The 30-stock index gained 127.17 points, or 0.39%, to close at 33,129.55. The S&P 500 added 0.81% and closed at 4,263.75. Meanwhile, the Nasdaq Composite gained 1.35% at 13,236.01.
Within the S&P 500, consumer discretionary was the best-performing sector, rising about 2%. Tesla and Norwegian Cruise Line led the sector gains, adding 5.9% and 3.8%, respectively.
Energy was the index’s worst-performing sector Wednesday as crude prices had their single largest day of losses back to September 2022. Devon Energy and Marathon Oil each fell roughly 5%, while SLB and Halliburton both dropped more than 4%.
Wednesday’s moves follow the release of new jobs data. ADP said 89,000 private payrolls were added last month. That’s well below a Dow Jones forecast of 160,000 and fewer than an upwardly revised 180,000 payroll additions from August.
Treasury yields pulled back slightly from their 2007-level highs on the data. The 10-year Treasury yield was last trading at 4.735%.
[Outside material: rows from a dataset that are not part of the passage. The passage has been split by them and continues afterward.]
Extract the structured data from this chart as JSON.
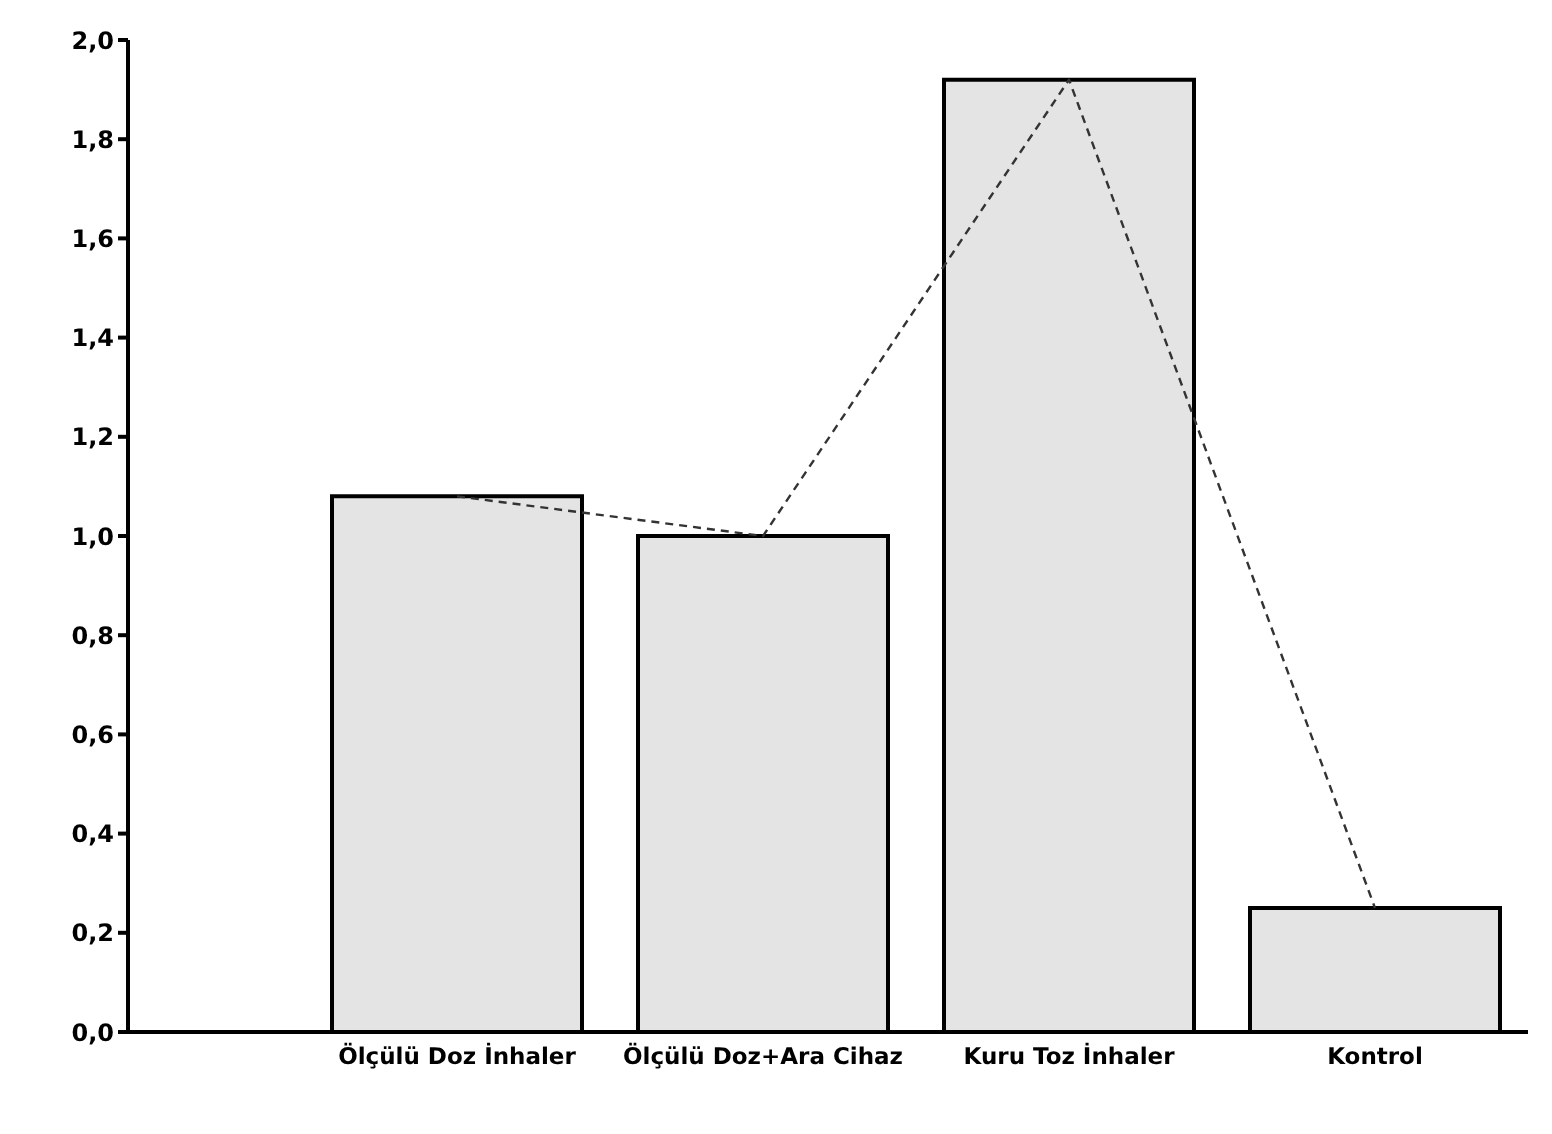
{
  "chart_data": {
    "type": "bar",
    "categories": [
      "Ölçülü Doz İnhaler",
      "Ölçülü Doz+Ara Cihaz",
      "Kuru Toz İnhaler",
      "Kontrol"
    ],
    "series": [
      {
        "color": "#e4e4e4",
        "values": [
          1.08,
          1.0,
          1.92,
          0.25
        ]
      },
      {
        "type": "line",
        "color": "#333333",
        "values": [
          1.08,
          1.0,
          1.92,
          0.25
        ],
        "line_style": "dashed",
        "marker": "none"
      }
    ],
    "ylim": [
      0,
      2.0
    ],
    "yticks": [
      {
        "value": 0,
        "label": "0,0"
      },
      {
        "value": 0.2,
        "label": "0,2"
      },
      {
        "value": 0.4,
        "label": "0,4"
      },
      {
        "value": 0.6,
        "label": "0,6"
      },
      {
        "value": 0.8,
        "label": "0,8"
      },
      {
        "value": 1.0,
        "label": "1,0"
      },
      {
        "value": 1.2,
        "label": "1,2"
      },
      {
        "value": 1.4,
        "label": "1,4"
      },
      {
        "value": 1.6,
        "label": "1,6"
      },
      {
        "value": 1.8,
        "label": "1,8"
      },
      {
        "value": 2.0,
        "label": "2,0"
      }
    ],
    "grid": false,
    "legend": false
  }
}
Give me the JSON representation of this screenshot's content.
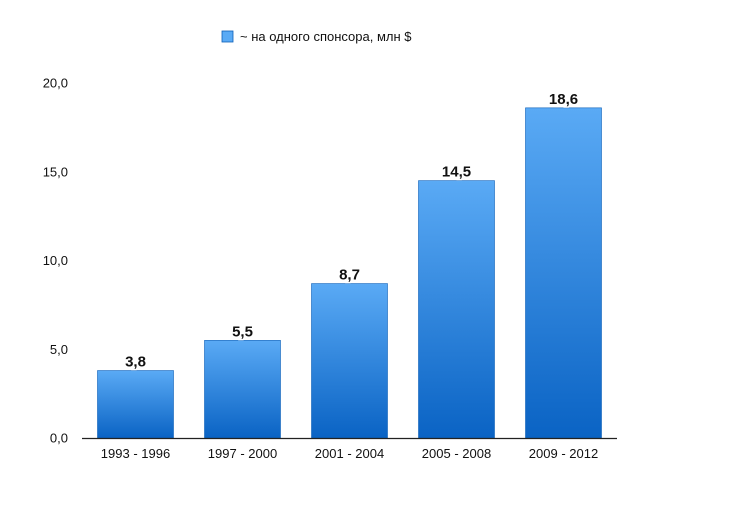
{
  "chart_data": {
    "type": "bar",
    "categories": [
      "1993 - 1996",
      "1997 - 2000",
      "2001 - 2004",
      "2005 - 2008",
      "2009 - 2012"
    ],
    "series": [
      {
        "name": "~ на одного спонсора, млн $",
        "values": [
          3.8,
          5.5,
          8.7,
          14.5,
          18.6
        ],
        "value_labels": [
          "3,8",
          "5,5",
          "8,7",
          "14,5",
          "18,6"
        ]
      }
    ],
    "title": "",
    "xlabel": "",
    "ylabel": "",
    "ylim": [
      0,
      20
    ],
    "yticks": [
      0,
      5,
      10,
      15,
      20
    ],
    "ytick_labels": [
      "0,0",
      "5,0",
      "10,0",
      "15,0",
      "20,0"
    ],
    "grid": false,
    "legend_position": "top-center",
    "colors": {
      "bar_top": "#5aaaf5",
      "bar_bottom": "#0a63c4",
      "bar_stroke": "#0d5fb8",
      "axis": "#222222"
    }
  }
}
“Anytime you have big momentum in one direction, there’s going to be days where you get a little bit of reprieve and in this case, you get a reprieve in rates and equities. The broader trend is really the downside from here,” said Ross Mayfield, investment strategy analyst at Baird.
Higher interest rates have increased fears of a recession and have pushed mortgage rates near 8%. Consequently, mortgage demand fell to its lowest levels since 1996.
“The market is being dragged around by interest rates,” said Harris Financial Group managing partner Jamie Cox. “[We’re] seeing a divergence — a big difference — between fixed income and equities,” he added.
Investors remain on edge and are looking toward Friday’s release of September’s nonfarm payrolls data for more indications on the strength of the labor market.
The data comes on the back of a losing session on Wall Street after job openings data indicated the labor market is still strong and bond yields marched higher. The yields on the 10-year and 30-year Treasurys reached their highest levels since 2007. Meanwhile, the Dow notched its worst session since March and turned negative for the year.
“I don’t think you get a broader [rally] participation until rates ease up, and that’s only if rates ease without some sort of financial crisis or hard landing recession,” Mayfield said. “Every day that we’re this high on rates [and] every basis point deeper into restrictive territory, probably reduces the odds of a soft landing in 2024.”